Factors to think about when prescribing
- When prescribing and monitoring cannabis-based medicinal products, take into account:
- current and past use of cannabis (including any over-the-counter and online products)
- history of substance misuse including the illicit use of cannabis
- potential for dependence, diversion and misuse (in particular with THC)
- mental health and medical history, in particular, liver impairment, renal impairment, cardiovascular disease
- potential for interaction with other medicines, for example, central nervous system depressants and other centrally active drugs, antiepileptics and hormonal contraceptives
- pregnancy and breastfeeding.
- When prescribing cannabis-based medicinal products for babies, children and young people, pay particular attention to the:
- the potential impact on psychological, emotional and cognitive development
- the potential impact of sedation
- the potential impact on structural and functional brain development.

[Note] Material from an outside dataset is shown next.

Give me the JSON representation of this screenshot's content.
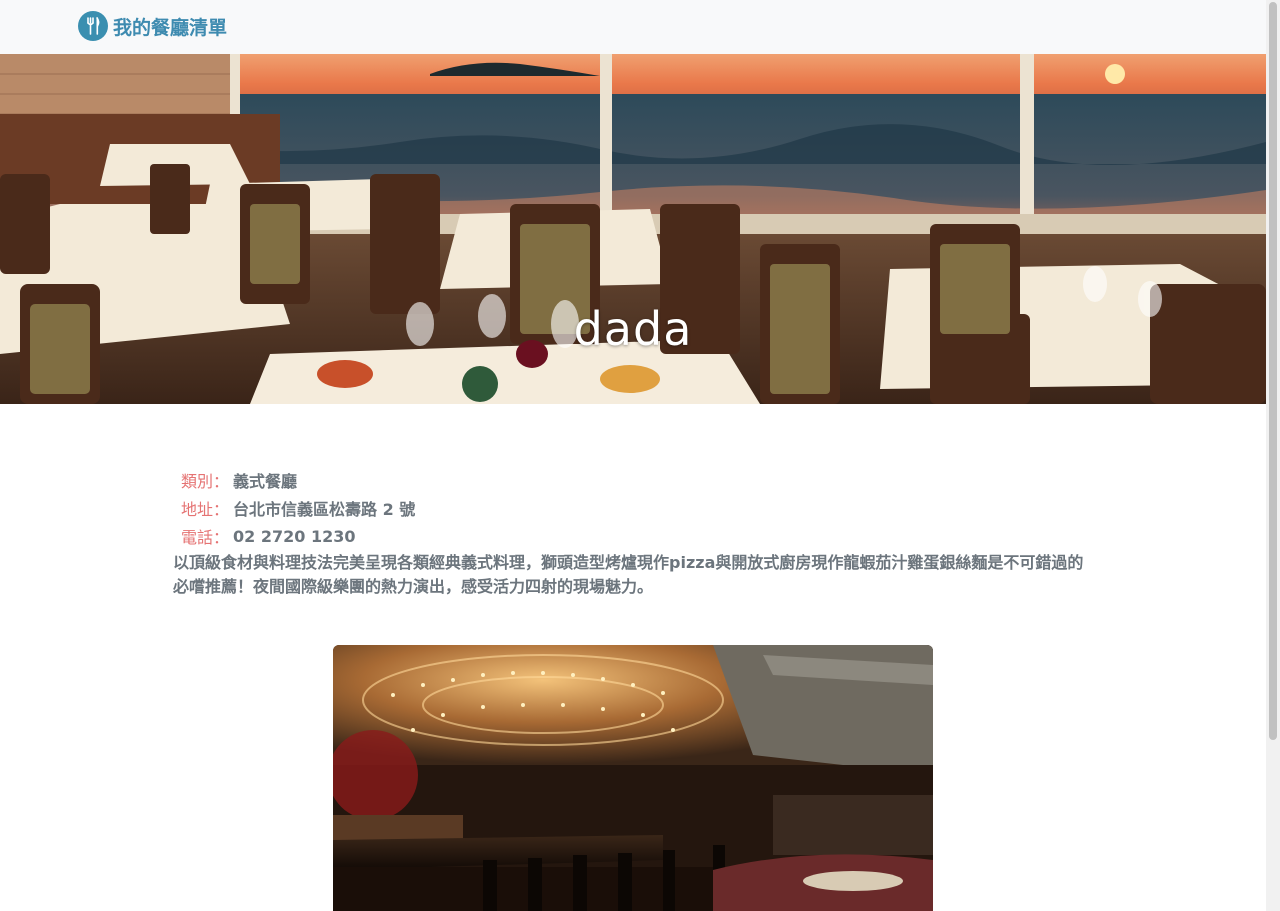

- When prescribing cannabis-based medicinal products, advise people to stop any non-prescribed cannabis, including over-the-counter, online and illicit products.
- Prescribers should record details of treatment, clinical outcomes and adverse effects for people prescribed cannabis-based medicinal products, using local or national registers if available.
- For more information on safe prescribing and use of cannabis-based medicinal products, see the recommendations in the NICE guideline on controlled drugs.
Supporting shared decision making
- Before prescribing cannabis-based medicinal products, discuss with people:
- the potential benefits and harms, including any risk of dependence or interaction with other medicines
- the licensing status of the medicines
- how long they might take the medicine
- how long it will take to work
- what it has been prescribed for and how to take it
- how it may affect their ability to drive (see the advice from the Department of Transport on drug driving and medicine)
- the need to seek advice before travelling abroad about the legality of cannabis-based medicinal products in other countries (see the UK Government's advice on travelling with medicine containing a controlled drug).
- the importance of not allowing others to use the prescribed medicine.
- When discussing cannabis-based medicinal products with patients and their families and carers, follow the recommendations on shared decision making in the NICE guideline on patient experience in adult NHS services.